I have several confusions regarding escape velocity. I am sure I am missing something(s) obvious or maybe I am taught wrong.

1. Lets say we throw an object of any mass at exactly escape velocity of earth calculated from $v^2=\frac{2GM}{r}$ which is almost $11 \text{km s}^{-1} $ but I am talking about exact escape speed. That ball initially has $KE=\frac{1}{2}mv^2$ and $PE=mgh$. Wikipedia says and I quote

   In physics, escape velocity is the speed at which the kinetic energy plus the gravitational potential energy of an object is zero.

   How is that possible?

2. As $F=\frac{GmM}{r^2}$ no matter how much the particle travels away from earth's surface it will always be accelerated towards earth. With increasing $r$ the $F$ will decrease but it will never reach $0$. That means that there will be no point where the particle will stop and will continue to move with slower and slower speed will never reaches zero. Am I right?

3. A request: Please explain exactly what happens to particle's $KE$ and $PE$ at different points such as at $r=0$ and at $r=\infty$.

Answer 1

1. Gravitational potential energy is usually measured as a negative value. We do this because an object that is so far away from a gravity well that it practically is unaware of it shouldn't be considered as having any potential energy. So as $r\to\infty$, $PE\to0$. As an object falls into a gravity well, it loses potential energy, so gravitational PE is a negative value. Since energy is conserved, if you can sum the KE (a positive value) and the PE (a negative value) and the result is $0$, that means there is enough KE for the projectile to reach $r\to\infty$, where $PE=0$ just as $KE=0$. At that point, the object never returns. Thus that KE defines the escape speed. Also, $KE=\frac{1}{2}mv^2$ as you wrote, but $PE=-\frac{GMm}{r}$. The equation $PE=mgh$ is only valid near Earth's surface and it represents the change in potential energy from the surface, not the total potential energy (which is why it is positive, not negative).

2. If $KE+PE=0$ then at $r=\infty$, the speed will be zero. However, in a more practical sense, you are correct. An object at escape speed in a universe with just one gravity source and the object will never reach zero speed, it will simply move slower and slower forever.

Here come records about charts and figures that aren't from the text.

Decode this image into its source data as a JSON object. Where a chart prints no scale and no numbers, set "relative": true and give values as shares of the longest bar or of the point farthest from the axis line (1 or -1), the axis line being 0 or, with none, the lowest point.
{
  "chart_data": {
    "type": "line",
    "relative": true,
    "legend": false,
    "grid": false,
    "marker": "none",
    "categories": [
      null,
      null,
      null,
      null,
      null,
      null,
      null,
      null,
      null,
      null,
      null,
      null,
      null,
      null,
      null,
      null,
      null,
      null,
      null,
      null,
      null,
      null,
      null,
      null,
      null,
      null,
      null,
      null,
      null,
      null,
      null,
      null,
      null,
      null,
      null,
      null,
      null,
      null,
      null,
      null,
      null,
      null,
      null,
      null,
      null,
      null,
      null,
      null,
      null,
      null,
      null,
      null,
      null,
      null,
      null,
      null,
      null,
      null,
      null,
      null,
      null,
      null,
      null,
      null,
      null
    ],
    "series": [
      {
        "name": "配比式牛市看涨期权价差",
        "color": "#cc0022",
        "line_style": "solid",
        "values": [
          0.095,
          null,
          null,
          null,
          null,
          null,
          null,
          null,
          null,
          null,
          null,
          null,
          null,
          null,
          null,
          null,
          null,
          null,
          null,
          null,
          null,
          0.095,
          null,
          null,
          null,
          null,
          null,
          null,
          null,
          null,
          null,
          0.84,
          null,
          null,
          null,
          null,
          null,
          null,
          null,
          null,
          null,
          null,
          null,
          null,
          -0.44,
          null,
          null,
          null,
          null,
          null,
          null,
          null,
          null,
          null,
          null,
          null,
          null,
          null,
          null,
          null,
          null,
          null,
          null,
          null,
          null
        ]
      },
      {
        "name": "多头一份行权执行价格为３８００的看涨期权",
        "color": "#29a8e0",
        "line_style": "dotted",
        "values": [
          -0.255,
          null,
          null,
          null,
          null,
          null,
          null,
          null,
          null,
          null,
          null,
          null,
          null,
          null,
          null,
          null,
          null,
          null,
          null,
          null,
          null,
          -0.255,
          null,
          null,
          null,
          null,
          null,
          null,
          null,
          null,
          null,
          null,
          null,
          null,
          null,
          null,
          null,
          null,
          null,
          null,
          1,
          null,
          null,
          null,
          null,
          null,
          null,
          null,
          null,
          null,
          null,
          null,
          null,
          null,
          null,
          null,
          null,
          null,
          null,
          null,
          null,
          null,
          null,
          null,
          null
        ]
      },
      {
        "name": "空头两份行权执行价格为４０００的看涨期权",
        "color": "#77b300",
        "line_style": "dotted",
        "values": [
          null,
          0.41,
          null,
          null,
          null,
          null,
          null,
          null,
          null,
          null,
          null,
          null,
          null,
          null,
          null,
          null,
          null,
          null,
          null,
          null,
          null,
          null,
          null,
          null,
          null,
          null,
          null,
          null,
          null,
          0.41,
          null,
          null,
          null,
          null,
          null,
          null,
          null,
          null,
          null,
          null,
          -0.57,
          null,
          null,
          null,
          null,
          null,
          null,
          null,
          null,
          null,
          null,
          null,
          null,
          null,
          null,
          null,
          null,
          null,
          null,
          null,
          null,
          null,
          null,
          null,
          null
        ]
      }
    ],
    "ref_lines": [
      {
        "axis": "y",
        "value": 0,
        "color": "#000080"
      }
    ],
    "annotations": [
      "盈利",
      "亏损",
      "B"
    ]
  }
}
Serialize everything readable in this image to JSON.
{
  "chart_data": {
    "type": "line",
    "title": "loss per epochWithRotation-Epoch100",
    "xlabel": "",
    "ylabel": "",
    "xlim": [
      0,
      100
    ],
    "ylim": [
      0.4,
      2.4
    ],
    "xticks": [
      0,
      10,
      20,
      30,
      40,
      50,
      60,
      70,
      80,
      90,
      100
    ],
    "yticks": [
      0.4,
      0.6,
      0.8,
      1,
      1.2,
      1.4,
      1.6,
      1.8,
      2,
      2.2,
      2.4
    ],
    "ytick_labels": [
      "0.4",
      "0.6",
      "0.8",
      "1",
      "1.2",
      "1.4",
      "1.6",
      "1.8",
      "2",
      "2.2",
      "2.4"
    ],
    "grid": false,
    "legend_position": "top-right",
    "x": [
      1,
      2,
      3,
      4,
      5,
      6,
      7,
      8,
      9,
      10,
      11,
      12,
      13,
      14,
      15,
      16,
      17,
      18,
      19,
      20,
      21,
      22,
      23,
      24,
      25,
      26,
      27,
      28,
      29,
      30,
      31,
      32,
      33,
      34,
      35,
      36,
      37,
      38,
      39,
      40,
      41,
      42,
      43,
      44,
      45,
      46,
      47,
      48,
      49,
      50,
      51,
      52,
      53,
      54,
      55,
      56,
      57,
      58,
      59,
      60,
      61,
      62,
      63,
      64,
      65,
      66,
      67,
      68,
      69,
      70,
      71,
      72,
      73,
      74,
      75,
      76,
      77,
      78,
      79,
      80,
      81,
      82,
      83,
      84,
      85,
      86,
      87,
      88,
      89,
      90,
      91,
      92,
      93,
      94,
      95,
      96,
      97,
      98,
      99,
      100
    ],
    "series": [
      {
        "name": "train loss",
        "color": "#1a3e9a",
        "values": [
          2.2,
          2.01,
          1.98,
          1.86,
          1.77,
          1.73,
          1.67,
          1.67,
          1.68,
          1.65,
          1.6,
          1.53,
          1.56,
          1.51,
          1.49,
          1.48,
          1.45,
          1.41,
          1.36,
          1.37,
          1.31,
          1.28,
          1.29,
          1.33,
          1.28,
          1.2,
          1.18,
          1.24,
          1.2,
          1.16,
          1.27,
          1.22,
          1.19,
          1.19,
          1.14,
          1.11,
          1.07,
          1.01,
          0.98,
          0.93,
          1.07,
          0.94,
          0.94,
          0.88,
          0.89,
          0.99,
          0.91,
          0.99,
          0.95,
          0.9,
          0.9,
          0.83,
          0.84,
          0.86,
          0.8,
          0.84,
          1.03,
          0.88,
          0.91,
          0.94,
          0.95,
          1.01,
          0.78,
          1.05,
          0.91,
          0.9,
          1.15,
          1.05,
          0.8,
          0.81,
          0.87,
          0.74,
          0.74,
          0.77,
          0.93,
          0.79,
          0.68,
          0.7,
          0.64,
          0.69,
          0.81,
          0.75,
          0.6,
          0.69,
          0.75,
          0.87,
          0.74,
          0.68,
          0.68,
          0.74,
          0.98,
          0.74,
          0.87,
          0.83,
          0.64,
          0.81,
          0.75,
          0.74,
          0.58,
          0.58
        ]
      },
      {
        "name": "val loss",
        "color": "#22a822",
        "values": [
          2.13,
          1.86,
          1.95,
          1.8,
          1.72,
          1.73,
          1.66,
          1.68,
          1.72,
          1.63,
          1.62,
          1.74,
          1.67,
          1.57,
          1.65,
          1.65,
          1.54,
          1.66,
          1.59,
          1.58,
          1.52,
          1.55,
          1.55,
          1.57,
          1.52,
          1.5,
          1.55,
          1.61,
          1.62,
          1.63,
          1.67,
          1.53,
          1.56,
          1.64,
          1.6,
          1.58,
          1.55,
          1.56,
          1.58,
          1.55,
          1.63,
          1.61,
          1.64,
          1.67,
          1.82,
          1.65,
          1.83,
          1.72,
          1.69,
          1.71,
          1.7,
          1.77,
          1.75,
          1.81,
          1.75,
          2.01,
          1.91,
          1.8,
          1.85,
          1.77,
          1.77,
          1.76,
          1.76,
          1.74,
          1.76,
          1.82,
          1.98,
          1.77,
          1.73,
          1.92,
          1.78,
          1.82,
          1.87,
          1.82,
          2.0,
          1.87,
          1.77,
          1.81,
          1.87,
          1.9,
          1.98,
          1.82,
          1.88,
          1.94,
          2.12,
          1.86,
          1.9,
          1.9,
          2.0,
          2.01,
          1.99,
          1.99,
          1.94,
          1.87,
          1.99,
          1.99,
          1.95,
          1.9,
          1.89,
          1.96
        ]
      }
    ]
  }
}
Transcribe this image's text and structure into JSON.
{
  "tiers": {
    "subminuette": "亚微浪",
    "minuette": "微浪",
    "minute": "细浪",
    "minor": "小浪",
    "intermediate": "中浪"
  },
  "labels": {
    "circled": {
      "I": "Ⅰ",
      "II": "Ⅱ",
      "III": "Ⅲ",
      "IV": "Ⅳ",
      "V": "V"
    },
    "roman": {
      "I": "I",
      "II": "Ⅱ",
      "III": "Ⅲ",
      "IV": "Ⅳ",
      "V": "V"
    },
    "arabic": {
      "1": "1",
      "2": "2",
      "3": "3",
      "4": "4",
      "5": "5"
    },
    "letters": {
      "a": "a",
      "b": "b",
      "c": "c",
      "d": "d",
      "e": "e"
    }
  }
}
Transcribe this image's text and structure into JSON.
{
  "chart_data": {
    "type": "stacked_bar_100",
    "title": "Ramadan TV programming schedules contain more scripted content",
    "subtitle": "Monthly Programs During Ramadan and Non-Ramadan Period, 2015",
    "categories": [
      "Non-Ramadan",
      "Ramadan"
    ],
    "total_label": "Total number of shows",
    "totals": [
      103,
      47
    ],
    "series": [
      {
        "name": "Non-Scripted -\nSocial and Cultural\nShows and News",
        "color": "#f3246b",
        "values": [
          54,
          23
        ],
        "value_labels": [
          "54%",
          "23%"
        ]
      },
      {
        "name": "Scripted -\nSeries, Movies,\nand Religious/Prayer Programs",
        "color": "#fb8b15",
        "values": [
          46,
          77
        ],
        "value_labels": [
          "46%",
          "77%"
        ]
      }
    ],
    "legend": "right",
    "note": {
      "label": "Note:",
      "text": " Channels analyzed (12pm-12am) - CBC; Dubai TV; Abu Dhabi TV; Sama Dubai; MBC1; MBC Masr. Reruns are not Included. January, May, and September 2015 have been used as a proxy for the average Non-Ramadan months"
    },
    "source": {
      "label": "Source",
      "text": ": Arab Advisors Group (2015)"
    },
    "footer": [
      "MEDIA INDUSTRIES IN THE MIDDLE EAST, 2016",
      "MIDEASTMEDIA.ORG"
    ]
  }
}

3. At $r=\infty$, the PE goes to zero. The KE then becomes the only contributor to the total energy. so whatever the total energy of the object is, that's its KE. $r=0$ is a complicated case. For a point source of gravity, the PE would become infinite, but (other than a black hole, which isn't covered by Newtonian mechanics), there is no such thing as a point source of gravity. In the usual case, the Force of gravity disappears at $r=0$, but since moving away from that position would still constitute a gain in PE (as you'd experience an opposing force), it can get more complicated to talk about the PE at or near $r=0$. Generally, beneath the surface of an object, the PE becomes dependent on the distribution of the mass of the object. The KE is again dependent on the total energy. But there is nothing very special at $r=0$. In fact, there are no particularly interesting points anywhere. At every point, the total energy is $E=PE+KE$, PE is a negative value that approaches 0 as $r\to\infty$, and KE is whatever is left over such that total energy is conserved.

Answer 2

Potential energy for a point mass (and also for a sphere) is not $PE = mgh $ (this is special case for a uniform field) but rather: $$ PE = - \frac{GMm}{r}$$

where G is the gravitational constant, M and m are both masses and r is the distance between the masses. (in the case of a sphere, the distance is to the centre of the sphere)

Can you see the answer to your question yourself now?